Blake,
In general, the mission of the Prep School at USAFA is to foster diversity applicants, prior enlisteds, applicants that might require some seasoning (i.e. high GPA, low test scores. IC's, etc) The admissions office makes the offer (based upon their selection matrix), there are also things like the Falcon Scholarship where a candidate is sponsored to attend one of a select group of Prep Schools. If none of these are offered to you, there is also the choice of attending one of the private prep schools on your own (free agent). The fact is sponsored or not sponsored, you have to perform in prep school in order to earn an appointment at USAFA or any Service Academy.

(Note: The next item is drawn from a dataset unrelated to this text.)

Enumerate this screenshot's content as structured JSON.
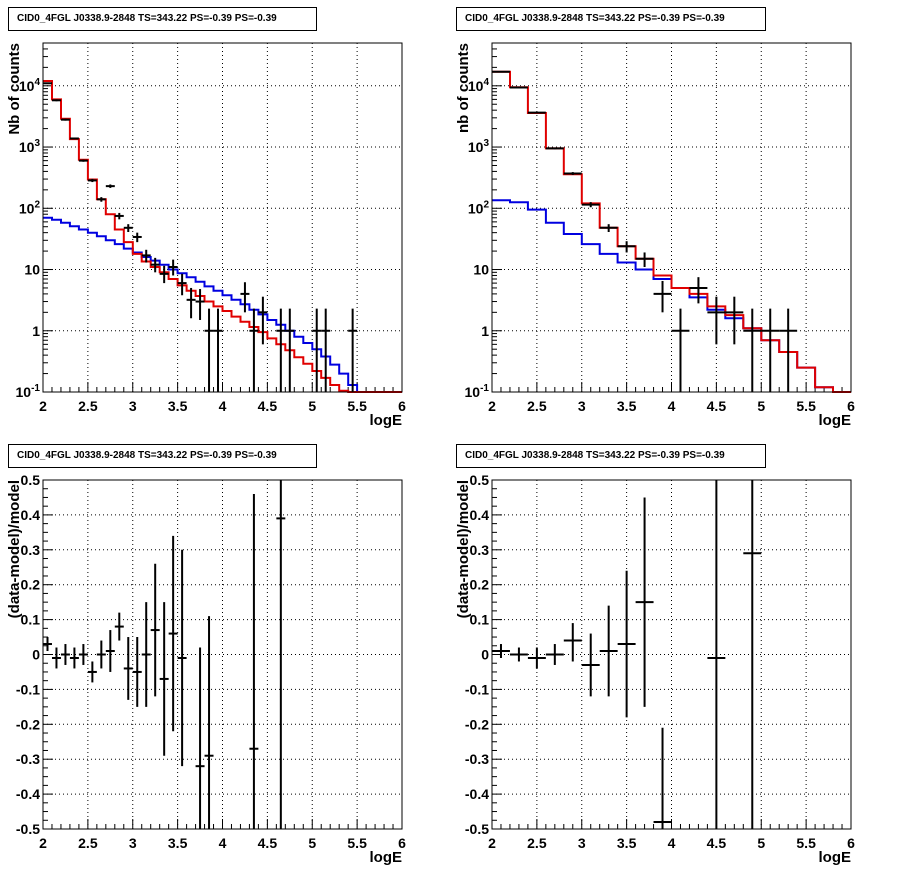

That said, you really need to think about what your goal is (USAFA, AF, paid education, etc) and consider if USAFA is a good fit. If the AF is your goal there are many ways to get there (AFROTC, OTS). At USAFA for the first 2 years, you are basically an engineering student, with less time to study than any peer at a civilian college. To make this even more daunting, for reasons known only to the most obtuse, at USAFA they take away one of your most valuable tools that you learned to use in high school and are allowed to do your standardized testing with (SAT, ACT), the graphing/scientific calculator and replace it with a $3 "honorator". Then just to make your life more miserable, they force you to do some of your most important calc assignments on a fiendishly frustrating online system that would make the Obamacare website seem like Amazon.com. Then if you survive Calc I, the first thing they do in Calc II is slam you early on with the Functional Skills Exam which can substantially reduce your grade if you do not pass it. Point is that Math is not easy at USAFA, it might actually be needlessly difficult. If you struggle at math, USAFA seems to find ways to make it even more of a struggle.
Thus the fit and goal comment, cadets who are "C" students at USAFA might well be Dean's list students at any other college without an "A" at the end of their name (USAFA, USCGA, USNA, USMA, USMMA). Perhaps more so at USAFA than others for reasons already stated. So consider your choice carefully, and remember that you still fly, be in the AF, get commissioned, no matter if you are an ROTC officer, or a OTS grad, it is a different path, but you can end up in the same place. The point is to find a path that will allow you to thrive.